“Não consigo respirar”: o mesmo acontece na Palestina mas o mundo prefere ignorar

Numa reacção à morte de George Floyd ao ser detido pela polícia de Minneapolis, o maratonista palestino Mohammad Alqadi publicou na sua conta no Twitter quatro fotografias de soldados israelitas imobilizando palestinos com o joelho sobre o pescoço ou sobre a cabeça e com este comentário: «É extraordinário como o mesmo acontece na Palestina, mas o mundo opta por ignorá-lo».

Para os palestinos que vivem sob ocupação militar em Jerusalém Oriental e na Cisjordânia ocupada, os piores excessos, do tipo dos que se verificaram recentemente nos EUA, são uma ocorrência quase quotidiana, para já não referir o massacre a sangue frio e à distância perpetrado durante meses a fio pelos atiradores especiais de Israel contra os manifestantes da Grande Marcha do Retorno. Não admira, por isso, que os palestinos tenham sido rápidos a estabelecer paralelos entre as imagens do homem que agonizava sob o joelho do polícia americano e os estrangulamentos semelhantes utilizados pelas forças de ocupação israelitas.

Neta Golan, cineasta israelita defensora dos direitos dos palestinos, recorda: «Quando vi a fotografia do polícia Derek Chauvin a assassinar George Floyd […] lembrei-me de quando muitos soldados israelitas começaram a usar esta técnica de se ajoelharem sobre o nosso peito e pescoço quando estávamos a protestar na Cisjordânia, em 2006. […] Dois dos meus amigos tiveram o pescoço partido, mas felizmente sobreviveram.»

Linda Mansour, uma advogada americana de origem palestina, disse ao Al-Monitor: «Desde o 11 de Setembro, pelo menos 31 estados norte-americanos participaram em programas de intercâmbio de formação policial dos seus agentes em Israel. As tácticas repressivas e perigosas aprendidas incluem o joelho no pescoço.»

Esta ligação é confirmada pela Amnistia Internacional num relatório de 2016 intitulado: «Com quem é que muitos departamentos policiais dos EUA estão a receber formação? Com um violador crónico dos direitos humanos – Israel». Aqui é referido que centenas de agentes de mais de uma dezena de estados norte-americanos viajaram para Israel para receber formação sobre controlo de multidões, uso da força e vigilância dada pela polícia nacional de Israel, pelos serviços militares e pelos serviços secretos.

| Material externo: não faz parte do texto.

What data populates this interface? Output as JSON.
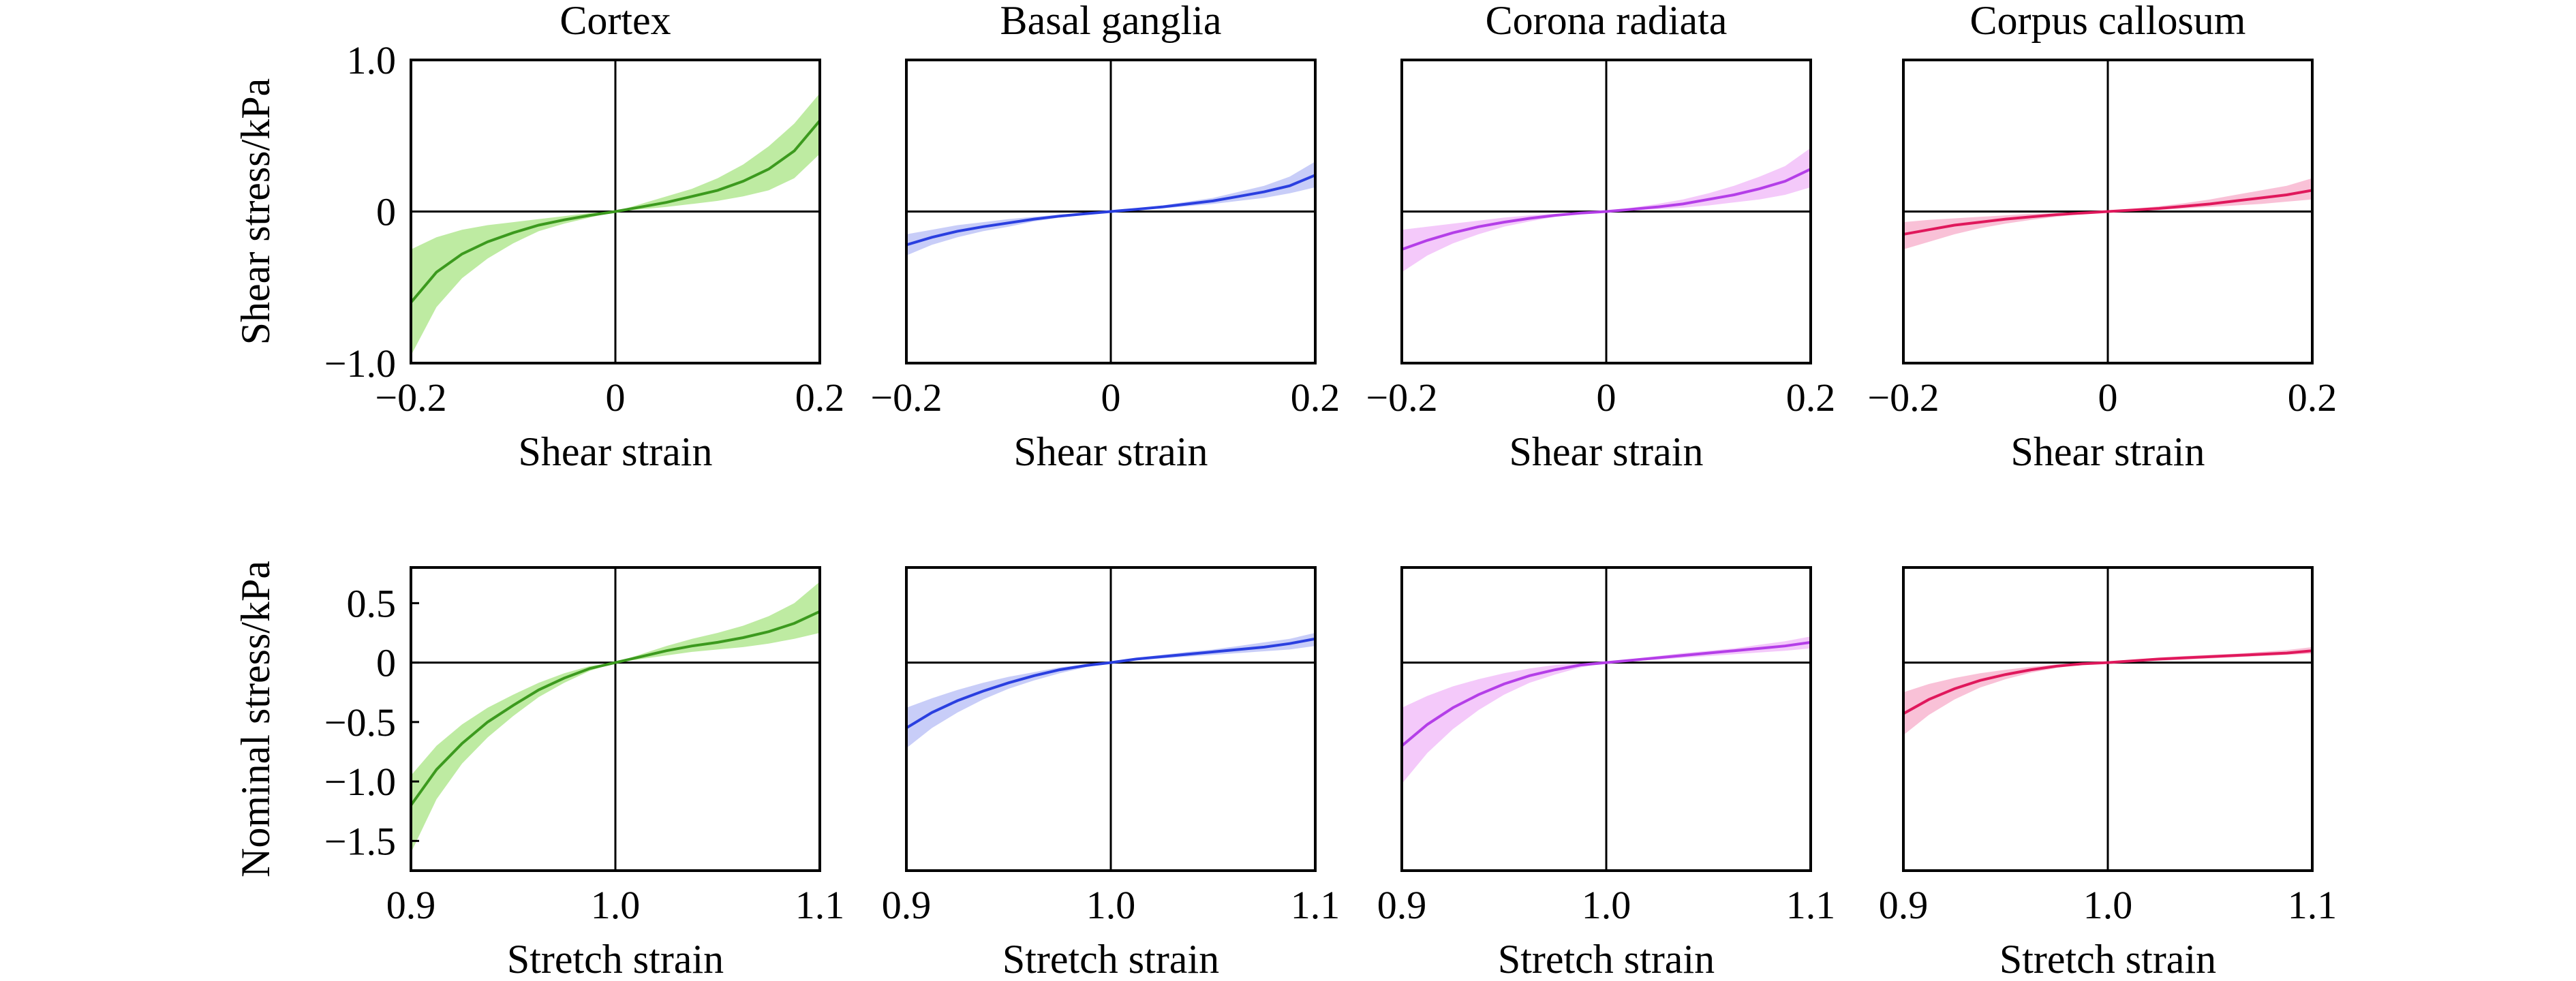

Milhares de outros – incluindo do estado de Minnesota, onde ocorreu a morte de George Floyd – receberam formação nos Estados Unidos, dada por agentes israelitas.

Para a Amnistia Internacional, «estas acções de formação colocam […] agentes da autoridade norte-americanos nas mãos de sistemas militares, de segurança e policiais que há anos vêm acumulando violações dos direitos humanos documentadas» pela própria Amnistia, por outras organizações de direitos humanos e mesmo pelo Departamento de Estado dos EUA.

Recorde-se que Portugal, através do Ministério da Justiça, chegou a estar envolvido no projecto Law-Train, financiado pela União Europeia, que visava desenvolver tecnologia para unificar a metodologia para interrogatórios policiais. Um dos parceiros do projecto era o Ministério da Segurança Pública de Israel, responsável pelas forças policiais, que são há muito denunciadas por organizações dos direitos humanos e pelas Nações Unidas por integrarem nos seus interrogatórios a tortura, os maus tratos, o racismo e outras formas de violação dos direitos humanos. Na sequência da pressão de diversas organizações, entre as quais o MPPM, Portugal retirou-se do projecto.

Lamentavelmente, esta percepção de Israel como «violador crónico dos direitos humanos» não está assumida, nem ao nível nacional nem ao nível da União Europeia, onde Israel continua a ser um parceiro de negócios estimado e um generoso beneficiário de fundos comunitários.